Über den ruhigen Verlauf entscheidet das Berechtigungskonzept

Copilot verschafft sich keine neuen Rechte, aber er macht sichtbar, was ohnehin offen lag. In vielen Unternehmen liegen Bereiche auf SharePoint, die formal für alle freigegeben sind und die trotzdem nie jemand geöffnet hat, weil die Suche danach zu mühsam war. Mit einem Assistenten, den man in normalen Sätzen fragt, fällt diese Hürde weg.

Der zweite Punkt ist die Erwartung im Haus. In Outlook und Teams ist der Nutzen schnell spürbar, weil Zusammenfassungen und Antwortentwürfe genau die Arbeit treffen, die Zeit frisst. In Excel fällt das Urteil gemischter aus, weil das Modell mit einer unaufgeräumten Tabelle genauso wenig anfangen kann wie eine Kollegin, die die Datei zum ersten Mal sieht.

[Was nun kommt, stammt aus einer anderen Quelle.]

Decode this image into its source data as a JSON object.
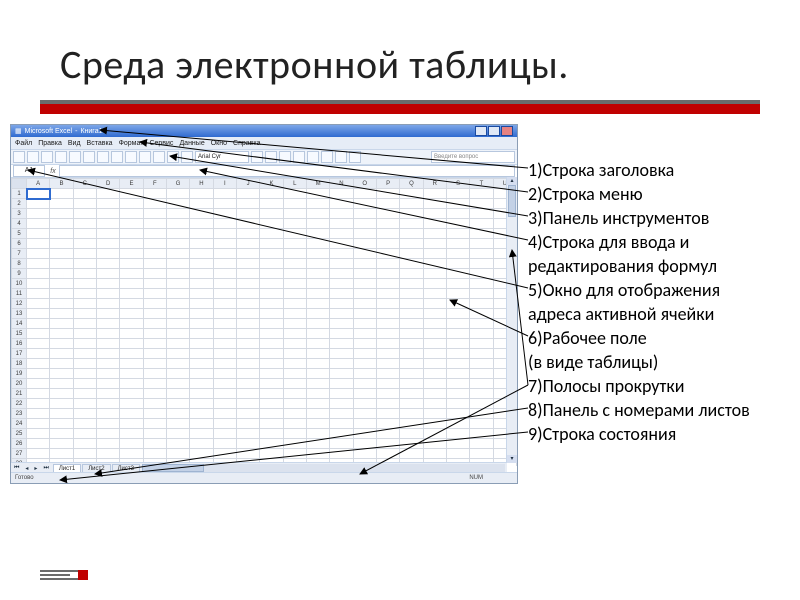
{
  "slide": {
    "title": "Среда электронной таблицы."
  },
  "excel": {
    "title_app": "Microsoft Excel",
    "title_doc": "Книга1",
    "menu": [
      "Файл",
      "Правка",
      "Вид",
      "Вставка",
      "Формат",
      "Сервис",
      "Данные",
      "Окно",
      "Справка"
    ],
    "font_name": "Arial Cyr",
    "ask_hint": "Введите вопрос",
    "name_box": "A1",
    "fx": "fx",
    "columns": [
      "A",
      "B",
      "C",
      "D",
      "E",
      "F",
      "G",
      "H",
      "I",
      "J",
      "K",
      "L",
      "M",
      "N",
      "O",
      "P",
      "Q",
      "R",
      "S",
      "T",
      "U"
    ],
    "sheets": [
      "Лист1",
      "Лист2",
      "Лист3"
    ],
    "status_ready": "Готово",
    "status_num": "NUM"
  },
  "legend": {
    "l1": "1)Строка заголовка",
    "l2": "2)Строка меню",
    "l3": "3)Панель инструментов",
    "l4a": "4)Строка для ввода и",
    "l4b": "редактирования формул",
    "l5a": "5)Окно для отображения",
    "l5b": "адреса активной ячейки",
    "l6a": "6)Рабочее поле",
    "l6b": "(в виде таблицы)",
    "l7": "7)Полосы прокрутки",
    "l8": "8)Панель с номерами листов",
    "l9": "9)Строка состояния"
  }
}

Vor der Einführung lohnt sich deshalb dieselbe Reihenfolge wie in jedem Berechtigungsprojekt. Zuerst klärst du, wer worauf zugreifen darf. Danach stattest du eine kleine Gruppe aus und sammelst ihre Rückmeldungen ein. Zum Schluss legst du fest, welche Ergebnisse ungeprüft weiterverwendet werden dürfen und welche nicht.

Microsoft 365 Copilot lernen

Wie sich der Assistent in den täglichen Ablauf einfügt, ohne dass jemand doppelte Arbeit macht, zeigen die Microsoft-365-Kurse für Anwender an konkreten Aufgaben.

Wer bessere Anweisungen formulieren und verstehen will, warum eine Antwort manchmal daneben liegt, findet das in die Kurse rund um Prompting .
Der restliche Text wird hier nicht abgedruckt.